It's the same every four years. A couple of months before the World Cup finals, the new tournament ball is used in international friendlies, and the world's top goalkeepers all start complaining about how bad the ball is. It's too light, or too fast, or it moves through the air in a weird way; someone always compares it to one of those cheap foam balls you buy at a seaside supermarket.
The terrible and unnecessary new ball allows some people to complain about the game’s enslavement to capitalism; others take the chance to reminisce about their own favourite balls of times gone by; most agree that the ball will be bad news for goalkeepers, unless it will be worse for strikers, and by the second week of the World Cup everyone is bored of the ball conversation and there will be no more ball talk for another three years and nine months.
The story has been recycled so often that it has become an indispensable part of the World Cup build-up, one more component of the time-honoured quadrennial ritual, reassuring in its familiar rhythms. It’s like the weather reports from the North Pole that they play on the radio news on Christmas Eve.
Another time-honoured aspect of the World Cup build-up is the months of criticism in the Western media of some problems or “challenges” in the host country, often not football-related but usually at least football-adjacent, that threaten the success of the tournament.
In 2002 – a less interconnected age – the narrative was: the World Cup has stepped into the unknown. Does anyone in Japan or South Korea know anything about football? The tickets will be sold, but will the masses of spectators have the first idea what they are looking at? Will they know how to create a real World Cup atmosphere? (They did).
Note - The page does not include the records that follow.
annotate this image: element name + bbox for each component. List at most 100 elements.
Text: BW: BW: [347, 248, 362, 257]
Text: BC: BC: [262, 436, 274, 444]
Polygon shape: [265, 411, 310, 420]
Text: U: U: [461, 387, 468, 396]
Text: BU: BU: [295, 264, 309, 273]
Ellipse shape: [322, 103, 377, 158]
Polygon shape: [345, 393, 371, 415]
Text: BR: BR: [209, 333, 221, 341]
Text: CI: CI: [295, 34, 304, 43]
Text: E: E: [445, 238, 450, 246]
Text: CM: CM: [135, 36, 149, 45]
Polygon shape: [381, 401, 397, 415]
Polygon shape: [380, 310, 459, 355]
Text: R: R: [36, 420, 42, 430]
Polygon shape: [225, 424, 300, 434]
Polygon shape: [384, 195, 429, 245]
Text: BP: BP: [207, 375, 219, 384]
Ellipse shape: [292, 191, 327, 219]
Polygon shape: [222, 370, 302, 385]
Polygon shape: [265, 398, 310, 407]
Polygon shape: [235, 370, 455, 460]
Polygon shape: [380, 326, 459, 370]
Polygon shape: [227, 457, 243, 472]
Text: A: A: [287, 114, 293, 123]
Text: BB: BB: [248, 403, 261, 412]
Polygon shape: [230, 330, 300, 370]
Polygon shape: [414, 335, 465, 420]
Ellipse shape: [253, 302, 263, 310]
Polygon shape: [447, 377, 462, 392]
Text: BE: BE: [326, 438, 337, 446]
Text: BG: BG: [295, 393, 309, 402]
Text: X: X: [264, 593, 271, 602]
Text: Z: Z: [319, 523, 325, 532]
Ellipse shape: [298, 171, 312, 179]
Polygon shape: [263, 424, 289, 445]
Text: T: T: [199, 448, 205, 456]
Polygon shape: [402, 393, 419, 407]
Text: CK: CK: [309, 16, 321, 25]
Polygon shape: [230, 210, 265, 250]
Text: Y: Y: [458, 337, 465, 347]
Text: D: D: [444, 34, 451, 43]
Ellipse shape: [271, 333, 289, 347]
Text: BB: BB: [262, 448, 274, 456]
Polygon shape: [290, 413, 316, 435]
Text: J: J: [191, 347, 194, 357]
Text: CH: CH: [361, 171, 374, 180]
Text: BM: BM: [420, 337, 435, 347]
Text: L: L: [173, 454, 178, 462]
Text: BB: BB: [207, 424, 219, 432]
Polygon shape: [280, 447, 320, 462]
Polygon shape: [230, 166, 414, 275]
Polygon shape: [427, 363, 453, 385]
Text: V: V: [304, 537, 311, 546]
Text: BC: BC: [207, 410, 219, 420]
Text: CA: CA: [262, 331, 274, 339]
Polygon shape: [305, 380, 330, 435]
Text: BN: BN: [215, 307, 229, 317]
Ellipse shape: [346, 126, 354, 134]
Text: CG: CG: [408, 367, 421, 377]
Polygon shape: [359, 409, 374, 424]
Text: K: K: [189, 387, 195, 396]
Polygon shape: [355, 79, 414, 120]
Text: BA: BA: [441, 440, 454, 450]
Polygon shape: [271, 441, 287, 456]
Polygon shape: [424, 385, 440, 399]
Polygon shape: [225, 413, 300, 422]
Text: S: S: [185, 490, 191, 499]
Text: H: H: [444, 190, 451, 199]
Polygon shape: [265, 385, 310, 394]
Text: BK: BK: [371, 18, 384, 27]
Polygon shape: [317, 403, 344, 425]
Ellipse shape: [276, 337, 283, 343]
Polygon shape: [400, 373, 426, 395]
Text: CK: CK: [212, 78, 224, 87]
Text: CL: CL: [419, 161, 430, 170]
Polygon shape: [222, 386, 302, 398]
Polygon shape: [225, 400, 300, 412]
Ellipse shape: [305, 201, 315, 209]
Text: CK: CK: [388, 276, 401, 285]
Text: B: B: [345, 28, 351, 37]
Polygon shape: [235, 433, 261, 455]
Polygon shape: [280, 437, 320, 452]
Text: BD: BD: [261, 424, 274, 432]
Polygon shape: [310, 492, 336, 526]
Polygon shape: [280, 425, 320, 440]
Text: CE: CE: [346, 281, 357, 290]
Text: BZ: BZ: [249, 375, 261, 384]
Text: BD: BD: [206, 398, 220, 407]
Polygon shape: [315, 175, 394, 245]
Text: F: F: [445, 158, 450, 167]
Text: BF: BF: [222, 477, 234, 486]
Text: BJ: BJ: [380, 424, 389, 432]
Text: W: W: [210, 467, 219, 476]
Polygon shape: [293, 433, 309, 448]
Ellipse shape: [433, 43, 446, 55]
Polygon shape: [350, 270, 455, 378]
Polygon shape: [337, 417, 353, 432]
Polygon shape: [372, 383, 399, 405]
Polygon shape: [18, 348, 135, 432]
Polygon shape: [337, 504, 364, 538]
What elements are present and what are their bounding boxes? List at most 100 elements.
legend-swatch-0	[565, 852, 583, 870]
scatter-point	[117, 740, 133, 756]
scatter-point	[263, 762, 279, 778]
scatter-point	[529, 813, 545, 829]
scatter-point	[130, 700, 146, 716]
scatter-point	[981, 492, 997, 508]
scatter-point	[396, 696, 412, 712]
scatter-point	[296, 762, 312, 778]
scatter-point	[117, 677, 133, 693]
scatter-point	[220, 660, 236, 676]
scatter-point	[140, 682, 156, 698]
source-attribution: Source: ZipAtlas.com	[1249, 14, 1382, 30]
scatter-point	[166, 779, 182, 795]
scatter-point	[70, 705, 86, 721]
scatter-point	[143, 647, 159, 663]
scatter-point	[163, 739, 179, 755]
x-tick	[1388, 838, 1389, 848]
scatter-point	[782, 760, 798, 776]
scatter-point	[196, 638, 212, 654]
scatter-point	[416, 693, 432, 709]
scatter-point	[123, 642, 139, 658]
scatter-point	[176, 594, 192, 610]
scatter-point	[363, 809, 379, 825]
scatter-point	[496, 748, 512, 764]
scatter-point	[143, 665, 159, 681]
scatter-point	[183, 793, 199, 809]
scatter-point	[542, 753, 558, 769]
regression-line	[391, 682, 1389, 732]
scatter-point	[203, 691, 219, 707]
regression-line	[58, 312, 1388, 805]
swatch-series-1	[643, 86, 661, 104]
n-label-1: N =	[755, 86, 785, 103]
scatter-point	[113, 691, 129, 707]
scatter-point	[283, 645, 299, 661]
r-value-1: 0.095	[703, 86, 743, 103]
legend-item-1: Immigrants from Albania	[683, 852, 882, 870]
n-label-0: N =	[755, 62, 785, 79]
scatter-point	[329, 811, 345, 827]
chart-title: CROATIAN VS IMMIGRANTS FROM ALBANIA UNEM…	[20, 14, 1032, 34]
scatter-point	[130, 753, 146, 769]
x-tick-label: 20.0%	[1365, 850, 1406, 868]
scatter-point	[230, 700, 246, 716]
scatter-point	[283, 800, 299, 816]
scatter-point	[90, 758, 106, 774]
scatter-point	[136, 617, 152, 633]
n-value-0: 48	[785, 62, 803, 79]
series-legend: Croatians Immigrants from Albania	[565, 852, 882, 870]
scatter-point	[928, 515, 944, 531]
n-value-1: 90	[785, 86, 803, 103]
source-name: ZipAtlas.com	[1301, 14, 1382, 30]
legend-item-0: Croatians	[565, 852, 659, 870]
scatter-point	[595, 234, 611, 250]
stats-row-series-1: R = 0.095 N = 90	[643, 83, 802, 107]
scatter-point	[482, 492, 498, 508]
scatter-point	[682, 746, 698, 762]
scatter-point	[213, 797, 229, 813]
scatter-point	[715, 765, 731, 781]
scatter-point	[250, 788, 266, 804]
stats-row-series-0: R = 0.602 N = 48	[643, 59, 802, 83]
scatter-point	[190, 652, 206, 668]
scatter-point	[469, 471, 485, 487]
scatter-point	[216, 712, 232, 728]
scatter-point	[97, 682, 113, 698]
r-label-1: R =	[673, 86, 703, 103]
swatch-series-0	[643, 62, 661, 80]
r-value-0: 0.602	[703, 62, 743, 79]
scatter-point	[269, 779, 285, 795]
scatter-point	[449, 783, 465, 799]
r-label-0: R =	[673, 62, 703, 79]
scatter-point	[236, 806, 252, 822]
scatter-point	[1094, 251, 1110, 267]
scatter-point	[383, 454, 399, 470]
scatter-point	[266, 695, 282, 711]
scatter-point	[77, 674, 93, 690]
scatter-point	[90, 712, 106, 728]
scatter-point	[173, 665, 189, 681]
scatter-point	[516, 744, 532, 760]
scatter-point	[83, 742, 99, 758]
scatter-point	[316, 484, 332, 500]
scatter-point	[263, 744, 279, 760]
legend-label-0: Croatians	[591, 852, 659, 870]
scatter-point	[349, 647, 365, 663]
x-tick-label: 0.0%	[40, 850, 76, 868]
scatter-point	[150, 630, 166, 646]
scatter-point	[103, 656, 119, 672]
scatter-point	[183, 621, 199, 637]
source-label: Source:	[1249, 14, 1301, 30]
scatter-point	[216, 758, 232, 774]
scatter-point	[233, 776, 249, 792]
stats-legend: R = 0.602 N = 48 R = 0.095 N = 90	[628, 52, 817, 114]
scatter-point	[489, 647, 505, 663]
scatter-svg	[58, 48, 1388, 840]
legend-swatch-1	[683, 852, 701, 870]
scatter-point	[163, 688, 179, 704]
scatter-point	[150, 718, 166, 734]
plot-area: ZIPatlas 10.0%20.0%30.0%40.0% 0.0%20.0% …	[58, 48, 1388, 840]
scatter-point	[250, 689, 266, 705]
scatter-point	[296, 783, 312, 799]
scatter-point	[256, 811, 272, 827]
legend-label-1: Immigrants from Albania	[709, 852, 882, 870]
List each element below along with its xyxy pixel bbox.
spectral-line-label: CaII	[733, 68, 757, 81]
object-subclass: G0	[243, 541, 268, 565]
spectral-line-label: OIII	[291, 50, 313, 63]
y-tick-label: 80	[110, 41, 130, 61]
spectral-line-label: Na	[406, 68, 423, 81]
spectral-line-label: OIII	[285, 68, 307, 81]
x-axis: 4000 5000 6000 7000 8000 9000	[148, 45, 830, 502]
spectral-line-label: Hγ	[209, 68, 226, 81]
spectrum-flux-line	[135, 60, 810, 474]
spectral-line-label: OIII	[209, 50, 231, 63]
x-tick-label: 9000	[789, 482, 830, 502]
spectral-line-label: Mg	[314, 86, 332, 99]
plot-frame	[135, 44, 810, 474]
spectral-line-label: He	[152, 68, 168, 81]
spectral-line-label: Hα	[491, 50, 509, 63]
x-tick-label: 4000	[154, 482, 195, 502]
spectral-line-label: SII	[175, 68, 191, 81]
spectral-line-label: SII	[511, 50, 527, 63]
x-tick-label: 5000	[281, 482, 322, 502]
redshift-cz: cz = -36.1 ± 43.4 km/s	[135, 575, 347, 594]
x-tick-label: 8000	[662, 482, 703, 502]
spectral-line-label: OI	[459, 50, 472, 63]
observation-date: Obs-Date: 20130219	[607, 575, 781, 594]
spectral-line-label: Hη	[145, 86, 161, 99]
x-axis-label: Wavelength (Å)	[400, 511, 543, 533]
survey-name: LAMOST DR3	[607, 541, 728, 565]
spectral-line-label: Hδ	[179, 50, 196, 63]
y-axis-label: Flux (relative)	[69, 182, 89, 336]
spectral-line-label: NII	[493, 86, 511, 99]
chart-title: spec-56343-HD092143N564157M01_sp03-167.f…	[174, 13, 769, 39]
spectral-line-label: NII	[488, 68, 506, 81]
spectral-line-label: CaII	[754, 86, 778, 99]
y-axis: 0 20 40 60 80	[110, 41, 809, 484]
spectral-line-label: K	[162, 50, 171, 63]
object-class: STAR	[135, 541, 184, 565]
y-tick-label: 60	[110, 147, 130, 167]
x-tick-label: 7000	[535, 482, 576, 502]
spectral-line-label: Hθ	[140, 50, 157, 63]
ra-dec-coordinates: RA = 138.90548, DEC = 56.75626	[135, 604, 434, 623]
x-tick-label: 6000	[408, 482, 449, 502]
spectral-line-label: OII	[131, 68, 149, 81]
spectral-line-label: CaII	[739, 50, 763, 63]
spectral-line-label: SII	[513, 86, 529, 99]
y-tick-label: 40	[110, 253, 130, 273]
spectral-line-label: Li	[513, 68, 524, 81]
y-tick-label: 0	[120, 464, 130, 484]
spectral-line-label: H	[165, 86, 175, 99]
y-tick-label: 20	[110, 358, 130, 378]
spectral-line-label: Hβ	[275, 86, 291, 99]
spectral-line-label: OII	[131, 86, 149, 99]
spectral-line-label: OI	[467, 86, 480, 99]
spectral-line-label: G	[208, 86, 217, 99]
In 2010 and 2014, the stories focused on crime and poverty in Brazil and South Africa – would the travelling fans be safe (they were), and was it right for such countries to spend so much money hosting a football tournament that would be over in a few weeks, leaving a legacy of deserted stadiums and ballooning debt? (It was not).
Lost their edge
In 2006 the tournament was hosted by Germany, a rich Western country with outstanding rail infrastructure, with few obvious problems for foreign media to latch on to. That time the foreign media dwelt on how incompetent the German national team had become.
Why had the Germans lost their edge after so many years of relentless domination? Had years of peace and prosperity made German youth spoiled, plump and flaccid? And how would they cope with the mortification of flopping on home soil? (They didn’t).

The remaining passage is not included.